The Chinese government bought shares worth 900 billion yuan ($147 billion) in the last two months from the country's stock market to artificially lift stock prices in a bid to shore up investor confidence and stem the fall, according to investment banking firm Goldman Sachs.
Since mid-June, the Chinese equity market has been witnessing high volatility, as investors saw the bull run fading.
In the past one year, the Chinese equity index rose more than 150%, supported by a massive increase in retail investor participation.
But on 27 July, the benchmark Chinese equity index Shanghai Composite fell 8.5%, posting its worst one-day decline since February 2007.

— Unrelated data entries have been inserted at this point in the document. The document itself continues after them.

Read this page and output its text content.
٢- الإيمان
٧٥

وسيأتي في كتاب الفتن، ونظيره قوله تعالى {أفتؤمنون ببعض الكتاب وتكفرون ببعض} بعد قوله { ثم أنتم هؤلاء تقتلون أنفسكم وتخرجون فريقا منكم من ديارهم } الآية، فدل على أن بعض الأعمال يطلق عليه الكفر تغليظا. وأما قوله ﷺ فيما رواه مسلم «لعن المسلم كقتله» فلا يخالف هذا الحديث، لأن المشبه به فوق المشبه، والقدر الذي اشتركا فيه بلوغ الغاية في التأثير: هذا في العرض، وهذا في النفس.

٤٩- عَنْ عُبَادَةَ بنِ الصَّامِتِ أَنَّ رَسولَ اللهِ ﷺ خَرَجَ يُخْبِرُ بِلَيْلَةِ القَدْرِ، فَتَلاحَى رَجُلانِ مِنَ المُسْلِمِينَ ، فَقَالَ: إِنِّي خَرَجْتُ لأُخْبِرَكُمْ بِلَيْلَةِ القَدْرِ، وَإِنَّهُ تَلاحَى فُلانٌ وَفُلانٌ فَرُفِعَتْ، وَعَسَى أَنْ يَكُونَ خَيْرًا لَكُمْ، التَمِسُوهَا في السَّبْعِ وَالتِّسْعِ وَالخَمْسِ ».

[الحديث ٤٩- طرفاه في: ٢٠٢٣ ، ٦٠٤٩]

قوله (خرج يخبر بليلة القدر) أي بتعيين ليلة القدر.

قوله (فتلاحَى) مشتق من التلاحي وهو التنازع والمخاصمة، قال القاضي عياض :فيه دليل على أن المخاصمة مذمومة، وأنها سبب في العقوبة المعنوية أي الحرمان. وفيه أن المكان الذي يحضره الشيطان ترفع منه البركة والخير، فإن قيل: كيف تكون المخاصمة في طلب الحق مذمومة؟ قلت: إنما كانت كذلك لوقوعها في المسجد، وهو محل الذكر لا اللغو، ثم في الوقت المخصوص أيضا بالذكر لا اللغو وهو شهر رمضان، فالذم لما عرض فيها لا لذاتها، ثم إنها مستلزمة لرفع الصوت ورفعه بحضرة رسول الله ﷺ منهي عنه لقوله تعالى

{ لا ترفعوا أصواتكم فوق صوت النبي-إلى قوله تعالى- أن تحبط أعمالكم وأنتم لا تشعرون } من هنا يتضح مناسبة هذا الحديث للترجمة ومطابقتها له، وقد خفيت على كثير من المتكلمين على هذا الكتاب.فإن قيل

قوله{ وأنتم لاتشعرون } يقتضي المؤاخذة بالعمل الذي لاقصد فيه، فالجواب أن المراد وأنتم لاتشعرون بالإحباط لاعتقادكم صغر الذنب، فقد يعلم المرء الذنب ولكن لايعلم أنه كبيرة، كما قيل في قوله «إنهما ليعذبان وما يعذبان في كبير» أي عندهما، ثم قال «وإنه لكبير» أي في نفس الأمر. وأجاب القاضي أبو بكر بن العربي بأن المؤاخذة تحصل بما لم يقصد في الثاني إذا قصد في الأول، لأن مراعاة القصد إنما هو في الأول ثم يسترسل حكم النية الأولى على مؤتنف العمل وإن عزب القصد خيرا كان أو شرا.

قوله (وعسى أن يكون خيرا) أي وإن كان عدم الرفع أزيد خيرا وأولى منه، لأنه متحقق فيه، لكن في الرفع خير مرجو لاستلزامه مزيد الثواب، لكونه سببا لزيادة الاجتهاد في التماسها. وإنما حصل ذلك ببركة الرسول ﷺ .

Alarmed by the heavy sell-off, the Chinese government started intervening by funding state-backed China Securities Finance Corp. (CSF), which was entrusted to buy shares to prop up the market. The government also put many initial public offerings (IPOs) on hold.

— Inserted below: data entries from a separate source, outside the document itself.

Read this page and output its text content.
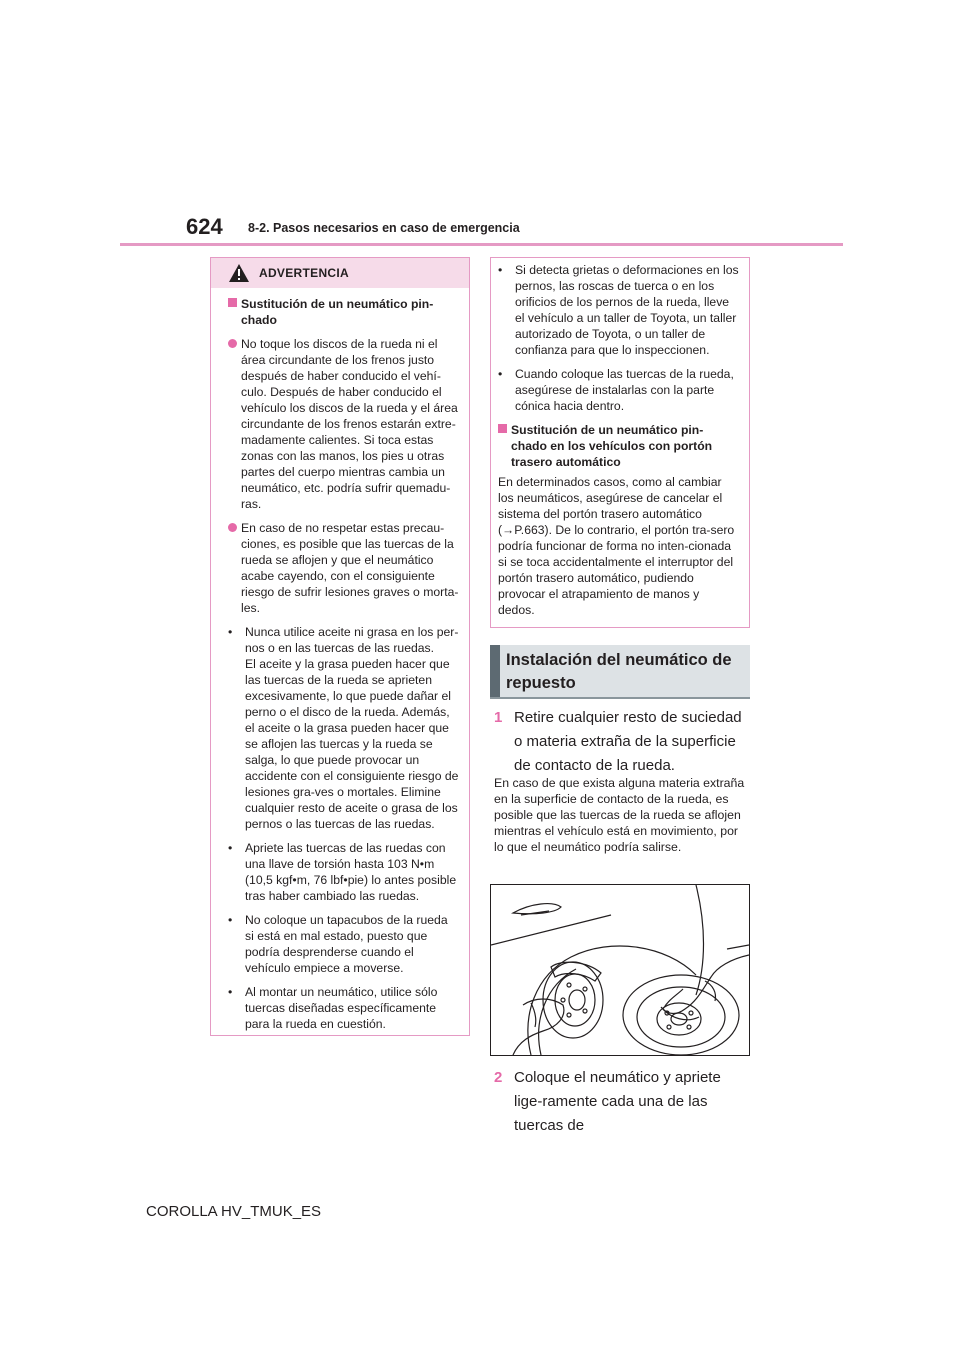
624 8-2. Pasos necesarios en caso de emergencia
ADVERTENCIA

Sustitución de un neumático pin-chado

No toque los discos de la rueda ni el área circundante de los frenos justo después de haber conducido el vehí-culo. Después de haber conducido el vehículo los discos de la rueda y el área circundante de los frenos estarán extre-madamente calientes. Si toca estas zonas con las manos, los pies u otras partes del cuerpo mientras cambia un neumático, etc. podría sufrir quemadu-ras.

En caso de no respetar estas precau-ciones, es posible que las tuercas de la rueda se aflojen y que el neumático acabe cayendo, con el consiguiente riesgo de sufrir lesiones graves o morta-les.

• Nunca utilice aceite ni grasa en los per-nos o en las tuercas de las ruedas.
El aceite y la grasa pueden hacer que las tuercas de la rueda se aprieten excesivamente, lo que puede dañar el perno o el disco de la rueda. Además, el aceite o la grasa pueden hacer que se aflojen las tuercas y la rueda se salga, lo que puede provocar un accidente con el consiguiente riesgo de lesiones gra-ves o mortales. Elimine cualquier resto de aceite o grasa de los pernos o las tuercas de las ruedas.

• Apriete las tuercas de las ruedas con una llave de torsión hasta 103 N•m (10,5 kgf•m, 76 lbf•pie) lo antes posible tras haber cambiado las ruedas.

• No coloque un tapacubos de la rueda si está en mal estado, puesto que podría desprenderse cuando el vehículo empiece a moverse.

• Al montar un neumático, utilice sólo tuercas diseñadas específicamente para la rueda en cuestión.

• Si detecta grietas o deformaciones en los pernos, las roscas de tuerca o en los orificios de los pernos de la rueda, lleve el vehículo a un taller de Toyota, un taller autorizado de Toyota, o un taller de confianza para que lo inspeccionen.

• Cuando coloque las tuercas de la rueda, asegúrese de instalarlas con la parte cónica hacia dentro.

Sustitución de un neumático pin-chado en los vehículos con portón trasero automático

En determinados casos, como al cambiar los neumáticos, asegúrese de cancelar el sistema del portón trasero automático (→P.663). De lo contrario, el portón tra-sero podría funcionar de forma no inten-cionada si se toca accidentalmente el interruptor del portón trasero automático, pudiendo provocar el atrapamiento de manos y dedos.

Instalación del neumático de repuesto
1 Retire cualquier resto de suciedad o materia extraña de la superficie de contacto de la rueda.
En caso de que exista alguna materia extraña en la superficie de contacto de la rueda, es posible que las tuercas de la rueda se aflojen mientras el vehículo está en movimiento, por lo que el neumático podría salirse.
2 Coloque el neumático y apriete lige-ramente cada una de las tuercas de
COROLLA HV_TMUK_ES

Goldman Sachs estimates that the Chinese government would have spent 860-900 billion yuan to stop the market crash in June and July, AFP reported.
The firm said "the total war chest of potential funds available for market support at around 2.0 trillion yuan -- including funds already spent."
A report by Bloomberg News on Thursday said that the CSF was asking for another 2.0 trillion yuan to contain the volatility in the stock market. If the government approves it, the overall funding will go up to 5.0 trillion yuan.
However, Goldman said that the concerns over the government taking back its support to the market are "overdone."
"The probability of a rash exit is low as the market has not yet stabilised and the government has no pressing need for the funds," the investment banker said.